How to Build Your Own Tractor



Well, not these days. I'm talking 60 years ago. Now every Tom, Dick, and Hillary will find a way to make it financially and legally impossible for you to do so. So let's get that out of the way first. This is all retrospective and nothing but wishful thinking. 


The Cockshutt 20 and 20 Deluxe and Oliver Super 44 and 44o were built off a very straightforward formula: 


Take a Clark rear end... 
attach a cast engine tub frame or two long 'C' channel frame rails... 
drop in an easy mounting Continental F140 flathead engine... 
bolt in a Borg and Beck single clutch unit...
add a Peerless radiator...
Donaldson air cleaner and muffler... 
a Cessna hydraulic pump... 
a Ross or Saginaw steering gear...
an Autolite electrical system...
Guide head and work lights...
Stewart Warner gauges...
French & Hecht wheels...
Goodyear or BF Goodrich rubber...
build your own front axle and steering linkages...
make your own 3 point hitch unit... 
a steering column and throttle linkages...
fenders, floorboards and brake and clutch pedals and linkages...
stamp out a fuel tank and hood and grille and dash to match your bigger tractors...
annnd... 


TADAA!!! 





The only thing you really have to make is the frame, front axle and steering linkages, 3 point hitch, drawbar assembly, sheet metal, and all the bracketry to tie it all together.

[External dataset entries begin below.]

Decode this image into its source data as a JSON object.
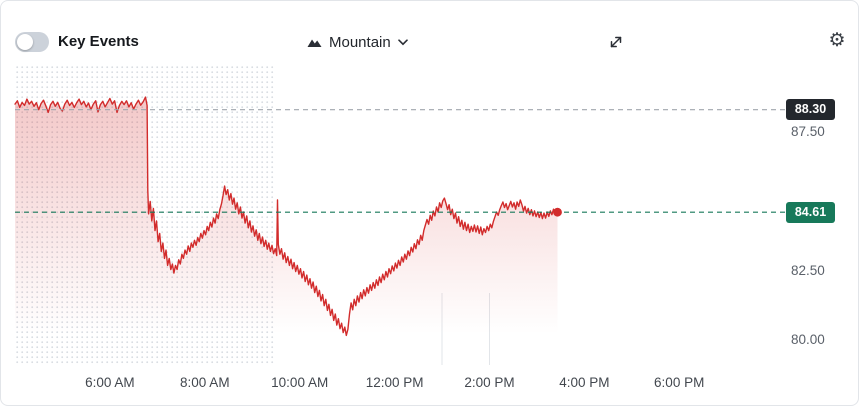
{
  "toolbar": {
    "key_events_label": "Key Events",
    "key_events_on": false,
    "chart_type_label": "Mountain",
    "settings_glyph": "⚙",
    "icons": [
      "key-events-toggle",
      "mountain-icon",
      "chevron-down-icon",
      "expand-icon",
      "gear-icon"
    ]
  },
  "colors": {
    "line": "#d22c2c",
    "fill_top": "rgba(210,44,44,0.26)",
    "fill_bottom": "rgba(210,44,44,0)",
    "prev_close_line": "#a0a6ad",
    "prev_close_badge": "#23272d",
    "current_line": "#17795a",
    "current_badge": "#17795a",
    "badge_text": "#ffffff",
    "dots": "#d7dbe1",
    "grid": "#e2e5e9"
  },
  "chart_data": {
    "type": "area",
    "x_unit": "minutes-of-day",
    "x_range": [
      240,
      1215
    ],
    "ylim": [
      79.08,
      89.87
    ],
    "market_open_minute": 570,
    "session_vlines": [
      780,
      840
    ],
    "x_ticks": [
      {
        "minute": 360,
        "label": "6:00 AM"
      },
      {
        "minute": 480,
        "label": "8:00 AM"
      },
      {
        "minute": 600,
        "label": "10:00 AM"
      },
      {
        "minute": 720,
        "label": "12:00 PM"
      },
      {
        "minute": 840,
        "label": "2:00 PM"
      },
      {
        "minute": 960,
        "label": "4:00 PM"
      },
      {
        "minute": 1080,
        "label": "6:00 PM"
      }
    ],
    "y_ticks": [
      {
        "value": 87.5,
        "label": "87.50"
      },
      {
        "value": 82.5,
        "label": "82.50"
      },
      {
        "value": 80.0,
        "label": "80.00"
      }
    ],
    "prev_close": {
      "value": 88.3,
      "label": "88.30"
    },
    "current": {
      "value": 84.61,
      "label": "84.61"
    },
    "points": [
      [
        240,
        88.5
      ],
      [
        243,
        88.62
      ],
      [
        246,
        88.38
      ],
      [
        249,
        88.56
      ],
      [
        252,
        88.45
      ],
      [
        255,
        88.68
      ],
      [
        258,
        88.5
      ],
      [
        261,
        88.6
      ],
      [
        264,
        88.42
      ],
      [
        267,
        88.55
      ],
      [
        270,
        88.3
      ],
      [
        273,
        88.52
      ],
      [
        276,
        88.64
      ],
      [
        279,
        88.44
      ],
      [
        282,
        88.2
      ],
      [
        285,
        88.48
      ],
      [
        288,
        88.6
      ],
      [
        291,
        88.42
      ],
      [
        294,
        88.56
      ],
      [
        297,
        88.35
      ],
      [
        300,
        88.25
      ],
      [
        303,
        88.5
      ],
      [
        306,
        88.64
      ],
      [
        309,
        88.45
      ],
      [
        312,
        88.56
      ],
      [
        315,
        88.38
      ],
      [
        318,
        88.55
      ],
      [
        321,
        88.68
      ],
      [
        324,
        88.48
      ],
      [
        327,
        88.6
      ],
      [
        330,
        88.4
      ],
      [
        333,
        88.54
      ],
      [
        336,
        88.3
      ],
      [
        339,
        88.5
      ],
      [
        342,
        88.62
      ],
      [
        345,
        88.22
      ],
      [
        348,
        88.48
      ],
      [
        351,
        88.6
      ],
      [
        354,
        88.4
      ],
      [
        357,
        88.55
      ],
      [
        360,
        88.7
      ],
      [
        363,
        88.5
      ],
      [
        366,
        88.62
      ],
      [
        369,
        88.2
      ],
      [
        372,
        88.45
      ],
      [
        375,
        88.6
      ],
      [
        378,
        88.48
      ],
      [
        381,
        88.62
      ],
      [
        384,
        88.4
      ],
      [
        387,
        88.55
      ],
      [
        390,
        88.32
      ],
      [
        393,
        88.5
      ],
      [
        396,
        88.64
      ],
      [
        399,
        88.46
      ],
      [
        402,
        88.58
      ],
      [
        405,
        88.75
      ],
      [
        406,
        88.6
      ],
      [
        407,
        88.45
      ],
      [
        408,
        85.4
      ],
      [
        409,
        84.55
      ],
      [
        411,
        85.0
      ],
      [
        413,
        84.3
      ],
      [
        415,
        84.75
      ],
      [
        417,
        83.95
      ],
      [
        419,
        84.3
      ],
      [
        421,
        83.55
      ],
      [
        423,
        83.85
      ],
      [
        425,
        83.2
      ],
      [
        427,
        83.5
      ],
      [
        429,
        82.95
      ],
      [
        431,
        83.25
      ],
      [
        433,
        82.7
      ],
      [
        435,
        82.95
      ],
      [
        437,
        82.55
      ],
      [
        439,
        82.75
      ],
      [
        441,
        82.42
      ],
      [
        443,
        82.7
      ],
      [
        445,
        82.55
      ],
      [
        447,
        82.9
      ],
      [
        449,
        82.75
      ],
      [
        451,
        83.1
      ],
      [
        453,
        82.95
      ],
      [
        455,
        83.25
      ],
      [
        457,
        83.1
      ],
      [
        459,
        83.4
      ],
      [
        461,
        83.2
      ],
      [
        463,
        83.5
      ],
      [
        465,
        83.35
      ],
      [
        467,
        83.6
      ],
      [
        469,
        83.42
      ],
      [
        471,
        83.7
      ],
      [
        473,
        83.55
      ],
      [
        475,
        83.85
      ],
      [
        477,
        83.68
      ],
      [
        479,
        83.95
      ],
      [
        481,
        83.8
      ],
      [
        483,
        84.1
      ],
      [
        485,
        83.95
      ],
      [
        487,
        84.25
      ],
      [
        489,
        84.08
      ],
      [
        491,
        84.4
      ],
      [
        493,
        84.22
      ],
      [
        495,
        84.55
      ],
      [
        497,
        84.38
      ],
      [
        499,
        84.7
      ],
      [
        501,
        84.9
      ],
      [
        503,
        85.2
      ],
      [
        505,
        85.55
      ],
      [
        507,
        85.25
      ],
      [
        509,
        85.42
      ],
      [
        511,
        85.05
      ],
      [
        513,
        85.28
      ],
      [
        515,
        84.9
      ],
      [
        517,
        85.12
      ],
      [
        519,
        84.72
      ],
      [
        521,
        84.95
      ],
      [
        523,
        84.55
      ],
      [
        525,
        84.8
      ],
      [
        527,
        84.4
      ],
      [
        529,
        84.62
      ],
      [
        531,
        84.22
      ],
      [
        533,
        84.48
      ],
      [
        535,
        84.05
      ],
      [
        537,
        84.3
      ],
      [
        539,
        83.9
      ],
      [
        541,
        84.12
      ],
      [
        543,
        83.75
      ],
      [
        545,
        83.98
      ],
      [
        547,
        83.6
      ],
      [
        549,
        83.85
      ],
      [
        551,
        83.48
      ],
      [
        553,
        83.72
      ],
      [
        555,
        83.38
      ],
      [
        557,
        83.6
      ],
      [
        559,
        83.28
      ],
      [
        561,
        83.5
      ],
      [
        563,
        83.2
      ],
      [
        565,
        83.42
      ],
      [
        567,
        83.12
      ],
      [
        569,
        83.3
      ],
      [
        571,
        83.05
      ],
      [
        572,
        85.05
      ],
      [
        573,
        83.45
      ],
      [
        575,
        83.1
      ],
      [
        577,
        83.3
      ],
      [
        579,
        82.92
      ],
      [
        581,
        83.15
      ],
      [
        583,
        82.8
      ],
      [
        585,
        83.02
      ],
      [
        587,
        82.7
      ],
      [
        589,
        82.92
      ],
      [
        591,
        82.58
      ],
      [
        593,
        82.8
      ],
      [
        595,
        82.48
      ],
      [
        597,
        82.7
      ],
      [
        599,
        82.38
      ],
      [
        601,
        82.58
      ],
      [
        603,
        82.25
      ],
      [
        605,
        82.48
      ],
      [
        607,
        82.12
      ],
      [
        609,
        82.35
      ],
      [
        611,
        82.0
      ],
      [
        613,
        82.22
      ],
      [
        615,
        81.88
      ],
      [
        617,
        82.1
      ],
      [
        619,
        81.72
      ],
      [
        621,
        81.95
      ],
      [
        623,
        81.58
      ],
      [
        625,
        81.8
      ],
      [
        627,
        81.42
      ],
      [
        629,
        81.65
      ],
      [
        631,
        81.25
      ],
      [
        633,
        81.48
      ],
      [
        635,
        81.08
      ],
      [
        637,
        81.3
      ],
      [
        639,
        80.9
      ],
      [
        641,
        81.12
      ],
      [
        643,
        80.72
      ],
      [
        645,
        80.95
      ],
      [
        647,
        80.55
      ],
      [
        649,
        80.78
      ],
      [
        651,
        80.42
      ],
      [
        653,
        80.62
      ],
      [
        655,
        80.28
      ],
      [
        657,
        80.48
      ],
      [
        659,
        80.18
      ],
      [
        661,
        80.4
      ],
      [
        663,
        80.95
      ],
      [
        665,
        81.35
      ],
      [
        667,
        81.1
      ],
      [
        669,
        81.48
      ],
      [
        671,
        81.25
      ],
      [
        673,
        81.6
      ],
      [
        675,
        81.38
      ],
      [
        677,
        81.72
      ],
      [
        679,
        81.5
      ],
      [
        681,
        81.82
      ],
      [
        683,
        81.6
      ],
      [
        685,
        81.9
      ],
      [
        687,
        81.7
      ],
      [
        689,
        82.0
      ],
      [
        691,
        81.8
      ],
      [
        693,
        82.08
      ],
      [
        695,
        81.88
      ],
      [
        697,
        82.18
      ],
      [
        699,
        81.98
      ],
      [
        701,
        82.28
      ],
      [
        703,
        82.08
      ],
      [
        705,
        82.38
      ],
      [
        707,
        82.18
      ],
      [
        709,
        82.48
      ],
      [
        711,
        82.28
      ],
      [
        713,
        82.58
      ],
      [
        715,
        82.4
      ],
      [
        717,
        82.68
      ],
      [
        719,
        82.5
      ],
      [
        721,
        82.78
      ],
      [
        723,
        82.6
      ],
      [
        725,
        82.88
      ],
      [
        727,
        82.7
      ],
      [
        729,
        83.0
      ],
      [
        731,
        82.82
      ],
      [
        733,
        83.1
      ],
      [
        735,
        82.92
      ],
      [
        737,
        83.22
      ],
      [
        739,
        83.05
      ],
      [
        741,
        83.35
      ],
      [
        743,
        83.18
      ],
      [
        745,
        83.48
      ],
      [
        747,
        83.3
      ],
      [
        749,
        83.62
      ],
      [
        751,
        83.45
      ],
      [
        753,
        83.78
      ],
      [
        755,
        83.6
      ],
      [
        757,
        83.95
      ],
      [
        759,
        84.15
      ],
      [
        761,
        84.35
      ],
      [
        763,
        84.18
      ],
      [
        765,
        84.5
      ],
      [
        767,
        84.32
      ],
      [
        769,
        84.65
      ],
      [
        771,
        84.48
      ],
      [
        773,
        84.8
      ],
      [
        775,
        84.62
      ],
      [
        777,
        84.95
      ],
      [
        779,
        84.78
      ],
      [
        781,
        85.02
      ],
      [
        783,
        85.12
      ],
      [
        785,
        84.92
      ],
      [
        787,
        84.7
      ],
      [
        789,
        84.88
      ],
      [
        791,
        84.52
      ],
      [
        793,
        84.72
      ],
      [
        795,
        84.38
      ],
      [
        797,
        84.58
      ],
      [
        799,
        84.22
      ],
      [
        801,
        84.45
      ],
      [
        803,
        84.1
      ],
      [
        805,
        84.32
      ],
      [
        807,
        84.0
      ],
      [
        809,
        84.25
      ],
      [
        811,
        83.95
      ],
      [
        813,
        84.18
      ],
      [
        815,
        83.88
      ],
      [
        817,
        84.1
      ],
      [
        819,
        83.92
      ],
      [
        821,
        84.15
      ],
      [
        823,
        83.9
      ],
      [
        825,
        84.12
      ],
      [
        827,
        83.85
      ],
      [
        829,
        84.08
      ],
      [
        831,
        83.8
      ],
      [
        833,
        84.02
      ],
      [
        835,
        83.88
      ],
      [
        837,
        84.1
      ],
      [
        839,
        83.95
      ],
      [
        841,
        84.18
      ],
      [
        843,
        84.05
      ],
      [
        845,
        84.28
      ],
      [
        847,
        84.45
      ],
      [
        849,
        84.62
      ],
      [
        851,
        84.5
      ],
      [
        853,
        84.7
      ],
      [
        855,
        84.85
      ],
      [
        857,
        84.98
      ],
      [
        859,
        84.78
      ],
      [
        861,
        84.92
      ],
      [
        863,
        84.7
      ],
      [
        865,
        84.85
      ],
      [
        867,
        85.0
      ],
      [
        869,
        84.8
      ],
      [
        871,
        84.95
      ],
      [
        873,
        84.72
      ],
      [
        875,
        84.98
      ],
      [
        877,
        84.82
      ],
      [
        879,
        85.05
      ],
      [
        881,
        84.88
      ],
      [
        883,
        84.65
      ],
      [
        885,
        84.82
      ],
      [
        887,
        84.58
      ],
      [
        889,
        84.75
      ],
      [
        891,
        84.52
      ],
      [
        893,
        84.7
      ],
      [
        895,
        84.48
      ],
      [
        897,
        84.66
      ],
      [
        899,
        84.45
      ],
      [
        901,
        84.62
      ],
      [
        903,
        84.42
      ],
      [
        905,
        84.6
      ],
      [
        907,
        84.38
      ],
      [
        909,
        84.58
      ],
      [
        911,
        84.4
      ],
      [
        913,
        84.62
      ],
      [
        915,
        84.46
      ],
      [
        917,
        84.66
      ],
      [
        919,
        84.52
      ],
      [
        921,
        84.72
      ],
      [
        923,
        84.56
      ],
      [
        925,
        84.68
      ],
      [
        926,
        84.61
      ]
    ]
  }
}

Even the seat pan and steering wheel would be vendor items. The biggest deal by far would be the hydraulic tower for the 3 point hitch. And chances are you could find one of those ready made too if you really tried. America was an industrial powerhouse in those days, and if you really wanted it you could find it. Even the Cockshutt 30 was built this way. The entire rear end in the Cockshutt 30 was a ready-built vendor item: a Timken unit, designed and built by the Timken bearing company, and used in other tractors such as the Long Model A, the Intercontinental C-26, Farmaster FG-33, and the Sheppard Diesel SD3. They cast their own tub frame and front axle, stamped out fancy body panels, and added all the ancillary hardware odds and ends, and there was the snazzy new Cockshutt 30. 


Other than building their own transmissions, Massey-Harris used this EXACT formula to build their tractors to tremendous success:

For instance a Massey-Harris 44 was a:

Continental H260 engine
Purolator oil filter
Pierce governor
Marvel Schebler carburator
Donaldson air cleaner 
Stanley or Donaldson muffler (I forget)
Peerless radiator
Autolite electrical system
Exide battery
Stewart Warner gauges
Guide head and work lights
Ross steering gear
Borg and Beck clutch
Timken bearings throughout
French & Hecht wheels
Firestone tires
Monroe Velvet Ride seat
etc...

Add their own transmission, tub frame, front axle and steering, drawbar, footboards and pedals, linkages and sheet metal and the 44 was born. And so well executed was the blending of existing, off the shelf components you'd think they built every part of it themselves.

It would all be a little more complicated than this, but that's the gist of it. 


Many tractors, especially from shortlines, were built this way, such as the Norseman, OMC, Rokol, Regal, Lehr Big Boy, Custom, Wards, Friday, or Love, using post WWII military surplus Chrysler engines and Dodge truck components. Empires and Brockways and Eagles and Silver Kings, etc.., were all built in a fairly similar fashion.



If you were already building tractors anyway, this approach to a new model would be a walk in the park. Once they knew you were building a tractor, half your work was already done because the sales teams for all the vendor component companies would be knocking on your door... POUNDING on it... and offering their products. You wouldn't have to make one nut or bolt or washer because they'd all be delivered to your door. Even the ignition switch and choke cable. Your biggest decisions would be Continental, Chrysler, Perkins, Hercules, LeRoi, or Buda engine? Ross or Saginaw steering gear? Autolite or Delco electrical system? Donaldson or Stanley muffler? Goodyear, BF Goodrich, or Firestone tires? And what style hood and grille and colour scheme? That last one would be your most difficult.






If it was all still as easy as this I'd be talking long term business with a local welding and fabricating shop, and the first of the Bowes 'Scotsman' Series of tractors would soon be making its debut: the nifty little 25 horsepower Laddie.